Today, I’m introducing UTF-21, a toy character encoding made by me, a lone dingus.
To represent the full range of Unicode scalars, you need 21 bits. That’s precisely what UTF-21 does. Each scalar is represented by a 21-bit number, packed back-to-back with no space between.
For example, F
has a scalar value of 70
, which is encoded like this in binary:
000000000000001000110
🥺
, which has a scalar value of 129402
, is encoded like this:
000011111100101111010
Modern computers like to store data as bytes, not bits. Therefore, the end of the data is padded with zeroes until it fits in a byte. That means there will be between 0 and 7 bits of padding at the end of a UTF-21 data stream.
The string F🥺
would be encoded like this in binary:
000000000000001000110 000011111100101111010 000000
The first 21 bits are for the F
, the next 21 are for 🥺
, and the last 6 are padding.
How does it perform?
UTF-21 is just a toy project, but how does it stack up against the official UTFs?

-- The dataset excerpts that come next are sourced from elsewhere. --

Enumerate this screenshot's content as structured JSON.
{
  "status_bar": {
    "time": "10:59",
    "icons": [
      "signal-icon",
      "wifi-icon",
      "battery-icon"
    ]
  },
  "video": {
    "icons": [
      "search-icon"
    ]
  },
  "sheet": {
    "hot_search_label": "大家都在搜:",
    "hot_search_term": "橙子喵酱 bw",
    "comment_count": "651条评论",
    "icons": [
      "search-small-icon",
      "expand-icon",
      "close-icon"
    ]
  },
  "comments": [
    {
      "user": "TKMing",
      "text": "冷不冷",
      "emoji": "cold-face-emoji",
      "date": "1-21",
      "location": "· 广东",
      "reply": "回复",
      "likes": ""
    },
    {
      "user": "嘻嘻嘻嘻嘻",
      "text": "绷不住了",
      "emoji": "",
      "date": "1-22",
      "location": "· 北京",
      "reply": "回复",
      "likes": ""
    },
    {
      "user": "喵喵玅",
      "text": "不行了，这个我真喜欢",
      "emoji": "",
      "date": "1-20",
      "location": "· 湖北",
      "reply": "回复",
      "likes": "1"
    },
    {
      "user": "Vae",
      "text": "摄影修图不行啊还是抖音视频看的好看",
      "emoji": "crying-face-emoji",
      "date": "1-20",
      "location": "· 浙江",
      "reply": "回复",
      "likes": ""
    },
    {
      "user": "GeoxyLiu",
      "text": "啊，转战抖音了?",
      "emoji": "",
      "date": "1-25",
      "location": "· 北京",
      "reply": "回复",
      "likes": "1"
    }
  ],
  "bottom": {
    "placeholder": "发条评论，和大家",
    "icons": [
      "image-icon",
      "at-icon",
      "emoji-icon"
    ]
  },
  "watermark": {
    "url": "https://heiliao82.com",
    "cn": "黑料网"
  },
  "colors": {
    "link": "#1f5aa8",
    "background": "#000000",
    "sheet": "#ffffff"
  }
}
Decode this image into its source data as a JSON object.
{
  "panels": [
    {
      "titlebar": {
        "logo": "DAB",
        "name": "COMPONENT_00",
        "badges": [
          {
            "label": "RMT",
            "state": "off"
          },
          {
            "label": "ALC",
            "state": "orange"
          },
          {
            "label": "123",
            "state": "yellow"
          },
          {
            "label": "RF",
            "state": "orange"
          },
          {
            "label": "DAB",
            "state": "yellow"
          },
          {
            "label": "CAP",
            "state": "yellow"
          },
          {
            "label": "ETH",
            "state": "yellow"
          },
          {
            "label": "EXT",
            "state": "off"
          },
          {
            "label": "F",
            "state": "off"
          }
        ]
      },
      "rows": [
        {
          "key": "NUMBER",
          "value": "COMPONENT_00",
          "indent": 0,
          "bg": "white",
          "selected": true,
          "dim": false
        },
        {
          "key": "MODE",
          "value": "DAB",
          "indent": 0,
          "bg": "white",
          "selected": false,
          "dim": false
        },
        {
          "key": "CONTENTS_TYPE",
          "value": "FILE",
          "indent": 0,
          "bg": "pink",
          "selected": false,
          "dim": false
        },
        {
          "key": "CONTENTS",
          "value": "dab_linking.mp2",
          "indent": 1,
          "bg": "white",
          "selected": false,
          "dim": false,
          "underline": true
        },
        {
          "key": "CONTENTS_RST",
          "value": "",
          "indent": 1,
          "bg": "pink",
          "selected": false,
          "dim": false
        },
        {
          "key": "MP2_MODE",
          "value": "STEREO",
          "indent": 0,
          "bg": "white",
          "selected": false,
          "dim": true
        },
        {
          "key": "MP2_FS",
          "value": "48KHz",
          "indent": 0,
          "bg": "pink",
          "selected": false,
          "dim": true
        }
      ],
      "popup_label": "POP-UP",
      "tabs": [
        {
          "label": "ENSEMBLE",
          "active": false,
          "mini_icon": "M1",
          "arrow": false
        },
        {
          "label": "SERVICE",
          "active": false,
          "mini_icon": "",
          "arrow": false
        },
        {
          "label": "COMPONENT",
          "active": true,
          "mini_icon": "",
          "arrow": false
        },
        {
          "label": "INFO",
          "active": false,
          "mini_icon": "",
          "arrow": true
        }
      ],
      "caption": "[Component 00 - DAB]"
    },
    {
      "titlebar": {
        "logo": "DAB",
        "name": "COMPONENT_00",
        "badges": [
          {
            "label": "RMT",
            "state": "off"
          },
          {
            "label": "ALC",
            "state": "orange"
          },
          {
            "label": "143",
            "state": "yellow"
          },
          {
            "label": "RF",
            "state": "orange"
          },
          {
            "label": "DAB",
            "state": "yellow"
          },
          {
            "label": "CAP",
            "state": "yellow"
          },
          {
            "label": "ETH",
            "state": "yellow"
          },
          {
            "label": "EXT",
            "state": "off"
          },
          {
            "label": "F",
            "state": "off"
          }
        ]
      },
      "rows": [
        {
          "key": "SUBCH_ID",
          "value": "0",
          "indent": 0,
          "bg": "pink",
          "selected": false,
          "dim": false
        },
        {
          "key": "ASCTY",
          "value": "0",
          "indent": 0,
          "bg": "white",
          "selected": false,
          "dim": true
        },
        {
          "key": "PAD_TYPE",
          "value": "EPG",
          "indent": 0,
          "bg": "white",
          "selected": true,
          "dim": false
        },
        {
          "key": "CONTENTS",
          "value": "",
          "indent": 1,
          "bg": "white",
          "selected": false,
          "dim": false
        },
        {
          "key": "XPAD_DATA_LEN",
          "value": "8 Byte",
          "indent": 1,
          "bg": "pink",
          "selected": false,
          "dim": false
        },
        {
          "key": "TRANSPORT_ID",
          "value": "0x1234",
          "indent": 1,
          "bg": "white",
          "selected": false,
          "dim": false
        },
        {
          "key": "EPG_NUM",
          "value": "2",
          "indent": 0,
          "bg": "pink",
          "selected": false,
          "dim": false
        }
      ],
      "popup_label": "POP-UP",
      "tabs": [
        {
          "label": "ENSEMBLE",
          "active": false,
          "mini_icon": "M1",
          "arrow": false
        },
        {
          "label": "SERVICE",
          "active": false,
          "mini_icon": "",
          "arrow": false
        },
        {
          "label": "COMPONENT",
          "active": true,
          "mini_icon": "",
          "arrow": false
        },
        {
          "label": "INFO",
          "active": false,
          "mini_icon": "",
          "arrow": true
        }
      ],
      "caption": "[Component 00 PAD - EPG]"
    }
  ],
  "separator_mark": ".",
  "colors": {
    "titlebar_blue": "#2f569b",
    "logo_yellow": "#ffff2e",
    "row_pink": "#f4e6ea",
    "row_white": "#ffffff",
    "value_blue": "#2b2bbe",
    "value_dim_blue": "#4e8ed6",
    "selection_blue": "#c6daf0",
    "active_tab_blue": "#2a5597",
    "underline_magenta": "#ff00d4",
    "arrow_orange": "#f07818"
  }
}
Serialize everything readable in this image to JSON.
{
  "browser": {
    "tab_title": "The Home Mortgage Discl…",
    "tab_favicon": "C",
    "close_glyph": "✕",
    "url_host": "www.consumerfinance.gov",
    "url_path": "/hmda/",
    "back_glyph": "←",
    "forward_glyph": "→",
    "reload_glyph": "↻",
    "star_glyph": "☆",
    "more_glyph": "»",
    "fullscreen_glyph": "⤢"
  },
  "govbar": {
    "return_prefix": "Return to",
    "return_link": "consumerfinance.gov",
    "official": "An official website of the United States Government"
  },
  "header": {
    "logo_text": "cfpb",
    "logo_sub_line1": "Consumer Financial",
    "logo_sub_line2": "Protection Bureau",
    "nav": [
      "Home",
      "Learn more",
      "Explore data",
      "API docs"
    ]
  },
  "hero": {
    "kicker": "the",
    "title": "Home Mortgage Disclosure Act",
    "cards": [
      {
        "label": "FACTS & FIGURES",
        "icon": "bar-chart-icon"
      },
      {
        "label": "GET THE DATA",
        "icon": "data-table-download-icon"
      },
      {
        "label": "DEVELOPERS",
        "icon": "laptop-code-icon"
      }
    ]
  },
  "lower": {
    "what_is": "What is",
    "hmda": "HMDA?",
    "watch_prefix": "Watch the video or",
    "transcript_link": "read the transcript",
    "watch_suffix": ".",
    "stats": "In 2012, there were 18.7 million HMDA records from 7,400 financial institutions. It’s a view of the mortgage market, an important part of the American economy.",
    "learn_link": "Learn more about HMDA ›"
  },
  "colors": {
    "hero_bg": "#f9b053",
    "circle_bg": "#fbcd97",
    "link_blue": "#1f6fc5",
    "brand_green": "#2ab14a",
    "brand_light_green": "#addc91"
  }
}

UTF-32: UTF-21 is always more efficient than UTF-32 because it’s 11 bits smaller per character. You’d expect UTF-21 strings to be roughly 66% the size of their UTF-32 counterparts.
For example,
Hello world!
is 32 bytes in UTF-21 and 48 bytes in UTF-32.UTF-16: UTF-21 is less efficient than UTF-16 when you don’t need two code units (surrogate pairs) and more efficient when you do. It depends on your use case, but I suspect most strings will be more efficient in UTF-16.
For example, UTF-16 wins for the string
foo bar
: 14 bytes of UTF-16 and 19 bytes of UTF-21. But it loses for the string🌍🌏🌎
: 12 bytes of UTF-16 and only 8 for UTF-21.UTF-8: UTF-21 is less efficient than UTF-8 unless you need three or four bytes for the character, and then UTF-21 is more efficient.
For example, UTF-8 wins for the string
foo bar
—7 bytes versus 19—but loses for the string안녕하세요
—14 bytes to 15.
In short, it’s more efficient than UTF-32 but probably worse than the others in most cases.
Why did I do this?
For fun!
UTF-21 probably goes under the category of “useless stuff”. It’s not particularly efficient or good, but I learned a bunch about how Unicode works and had a lot of fun building it.
I hope this was equally fun and informative to read!
Thanks to Manuel Strehl for reviewing an early draft of this post.